Merci, mais pourquoi est-ce que tu trouve ma question stupide? Moi je ne le savais pas et je suis sûr qu'il y a plein d'autres personnes qui ne le savent pas non plus, en plus les questions ne peuvent jamais être stupident, car il aura toujours des personnes qui voudront connaître les réponses à ces questions.


----------



## Vercoquin (6 Juillet 2004)

Il y a juste eu une question un peu bizarre plus haut  (du genre : "d'accord, je ne peux pas mettre plus de 120 Go dans mon iMac. Alors j'ai trouvé ce disque de 200 Go"  ). C'est pour ça que alèm est un peu moqueur 

Ce qui limite la capacité du disque interne du iMac, c'est sa configuration interne. Pour l'externe, la gestion du disque est totalement différente, ce qui fait que tu peux mettre un disque bien plus gros en FireWire. Il y a un sujet très récent semblable à celui-ci dans le forum "périphériques".


----------



## alèm (6 Juillet 2004)

quand je me suis inscris à macgé, on se servait de la fonction recherche avant de poser une question. ça te parait stupîde de faire une recherche avant de poser une question ? peut-être que je traine depuis trop longtemps sur le net pour y avoir acquis les réflexes de recherche. tout n'était pas donné...

et Vercoquin a bien résumé la situation...


----------



## ice (6 Juillet 2004)

Ok, merci beaucoup. je voudrais juste savoir encore un truc ( même si c'est stupide ), qu'est ce qui est mieux, un dique dur externe ou interne?


----------



## goon (7 Juillet 2004)

tu devrais utiliser la fonction recherche.

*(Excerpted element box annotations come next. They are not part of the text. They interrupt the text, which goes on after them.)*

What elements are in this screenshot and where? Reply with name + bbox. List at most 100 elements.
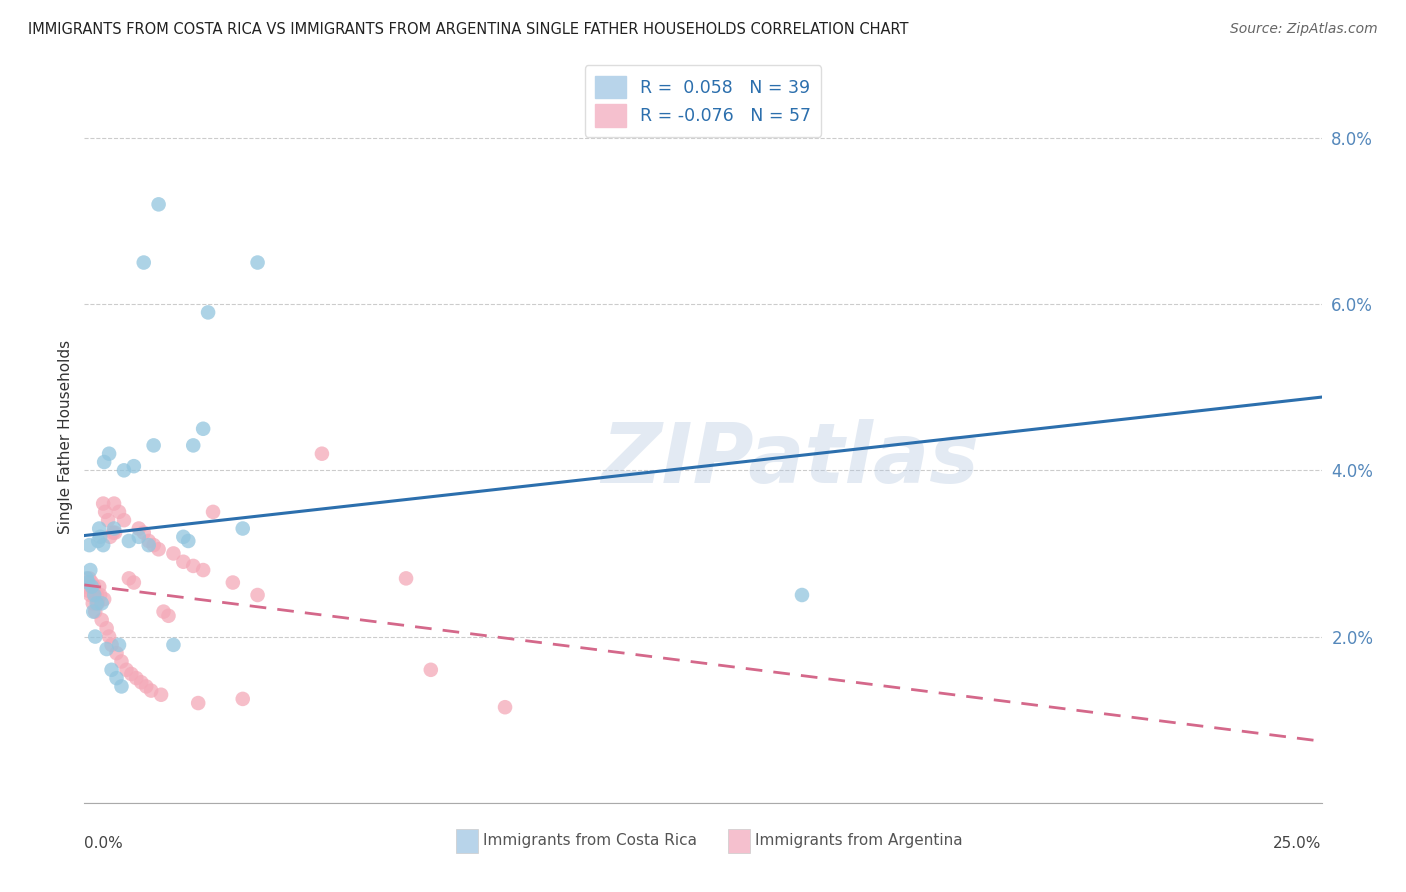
- Point: [91, 538, 114, 552]
- Point: [100, 663, 122, 677]
- Point: [96, 642, 118, 657]
- Point: [76, 580, 98, 594]
- Point: [162, 546, 184, 560]
- Point: [246, 588, 269, 602]
- Point: [202, 505, 225, 519]
- Point: [132, 255, 155, 269]
- Point: [89, 588, 111, 602]
- Point: [87, 596, 110, 610]
- Point: [122, 459, 145, 474]
- Point: [157, 608, 180, 623]
- Point: [98, 530, 121, 544]
- Point: [108, 505, 131, 519]
- Point: [191, 422, 214, 436]
- Point: [90, 613, 112, 627]
- Point: [162, 638, 184, 652]
- Point: [150, 688, 173, 702]
- Point: [79, 538, 101, 552]
- Point: [112, 513, 135, 527]
- Point: [135, 680, 157, 694]
- Point: [419, 663, 441, 677]
- Point: [93, 455, 115, 469]
- Point: [125, 671, 148, 685]
- Point: [181, 558, 204, 573]
- FancyBboxPatch shape: [728, 830, 749, 853]
- Point: [152, 605, 174, 619]
- Point: [96, 621, 118, 635]
- Point: [86, 596, 108, 610]
- Point: [494, 700, 516, 714]
- Point: [94, 505, 117, 519]
- Point: [87, 533, 110, 548]
- Point: [120, 667, 142, 681]
- Y-axis label: Single Father Households: Single Father Households: [58, 340, 73, 534]
- Point: [311, 447, 333, 461]
- Point: [197, 305, 219, 319]
- Point: [83, 580, 105, 594]
- Point: [172, 555, 194, 569]
- Point: [101, 525, 124, 540]
- Text: Immigrants from Argentina: Immigrants from Argentina: [755, 833, 963, 848]
- Point: [108, 638, 131, 652]
- Point: [118, 571, 141, 585]
- Point: [118, 533, 141, 548]
- Point: [86, 588, 108, 602]
- Point: [103, 497, 125, 511]
- Point: [90, 596, 112, 610]
- Point: [122, 575, 145, 590]
- Point: [89, 521, 111, 535]
- Point: [148, 542, 170, 557]
- Point: [84, 605, 107, 619]
- FancyBboxPatch shape: [456, 830, 478, 853]
- Point: [105, 671, 128, 685]
- Point: [129, 675, 152, 690]
- Point: [82, 605, 104, 619]
- Point: [148, 197, 170, 211]
- Point: [395, 571, 418, 585]
- Point: [82, 596, 104, 610]
- Point: [172, 530, 194, 544]
- Point: [100, 638, 122, 652]
- Point: [80, 580, 103, 594]
- Point: [93, 592, 115, 607]
- Point: [97, 513, 120, 527]
- Point: [76, 571, 98, 585]
- Text: ZIPatlas: ZIPatlas: [600, 418, 979, 500]
- Point: [177, 533, 200, 548]
- Text: Source: ZipAtlas.com: Source: ZipAtlas.com: [1230, 22, 1378, 37]
- Point: [103, 521, 125, 535]
- Point: [110, 655, 132, 669]
- Point: [232, 692, 254, 706]
- Text: IMMIGRANTS FROM COSTA RICA VS IMMIGRANTS FROM ARGENTINA SINGLE FATHER HOUSEHOLDS: IMMIGRANTS FROM COSTA RICA VS IMMIGRANTS…: [28, 22, 908, 37]
- Point: [232, 521, 254, 535]
- Point: [110, 680, 132, 694]
- Text: 25.0%: 25.0%: [1274, 836, 1322, 851]
- Point: [77, 583, 100, 598]
- Point: [142, 538, 165, 552]
- Point: [138, 538, 160, 552]
- Point: [222, 575, 245, 590]
- Point: [98, 447, 121, 461]
- Point: [79, 563, 101, 577]
- Point: [246, 255, 269, 269]
- Point: [142, 438, 165, 452]
- Point: [79, 571, 101, 585]
- Point: [98, 630, 121, 644]
- Point: [128, 521, 150, 535]
- Point: [80, 575, 103, 590]
- Point: [84, 630, 107, 644]
- Point: [128, 530, 150, 544]
- Point: [141, 683, 163, 698]
- Point: [83, 588, 105, 602]
- Point: [191, 563, 214, 577]
- Point: [112, 463, 135, 477]
- Point: [77, 575, 100, 590]
- Point: [138, 533, 160, 548]
- Point: [115, 663, 138, 677]
- Point: [132, 525, 155, 540]
- Point: [187, 696, 209, 710]
- Point: [181, 438, 204, 452]
- Text: Immigrants from Costa Rica: Immigrants from Costa Rica: [482, 833, 697, 848]
- Point: [79, 588, 101, 602]
- Point: [105, 646, 128, 660]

j'ai posé la même question que toi il ya peu. j'ai eu plein d'avis différents !  

bon courage..
moi, j'ai opté pour l'interne, et ça roule !


----------



## JuDeMac (7 Juillet 2004)

ice a dit:
			
		

> Ok, merci beaucoup. je voudrais juste savoir encore un truc ( même si c'est stupide ), qu'est ce qui est mieux, un dique dur externe ou interne?


 Salut Ice, 

 Le problème de ta question est, à mon sens, le terme "mieux". Je pense que c'est toujours mieux d'avoir un disque interne ou externe que de ne pas en avoir du tout. Disons que ce serait la seule réponse possible à ta question. Car, en fait, tout dépend de ce que tu veux en faire, du stockage bête et méchant (de l'externe te suffira bien que cela soit un tantinet plus cheros que de l'interne), avoir un disque plus rapide dans la bécane pour accèder plus rapidement à tes documents et les écrire aussi plus rapidement (un DD interne). En bref, s'il y a tellement de choix en matière de disque dur (capacité, interne/externe, vitesse, cache, etc.) c'est bien parce qu'il y a x façon de s'en servir (non pas comme éponge vaisselle chérie, aïe).

 Bien à vous

 JuDeMac


----------



## Vercoquin (7 Juillet 2004)

ice a dit:
			
		

> Ok, merci beaucoup. je voudrais juste savoir encore un truc ( même si c'est stupide ), qu'est ce qui est mieux, un dique dur externe ou interne?


C'est vrai que les avis sont différents. Pour ma part, je préfère l'interne pour plusieurs raisons :
1- on n'a pas à gérer l'allumage et l'extinction d'un périphérique supplémentaire ;
2- pour moi, un disque dur externe doit venir en complément d'un autre (en l'occurrence un interne), mais ne doit pas s'y substituer ;
3- le prix des internes est inférieur à celui des externes (puisqu'il n'y a pas à payer le boîtier) ;
4- ça prend moins de place sur le bureau ;
5- si l'on trimballe souvent sa machine, on n'oublie jamais rien !


----------



## ice (7 Juillet 2004)

Ok merci pour vos réponses.


----------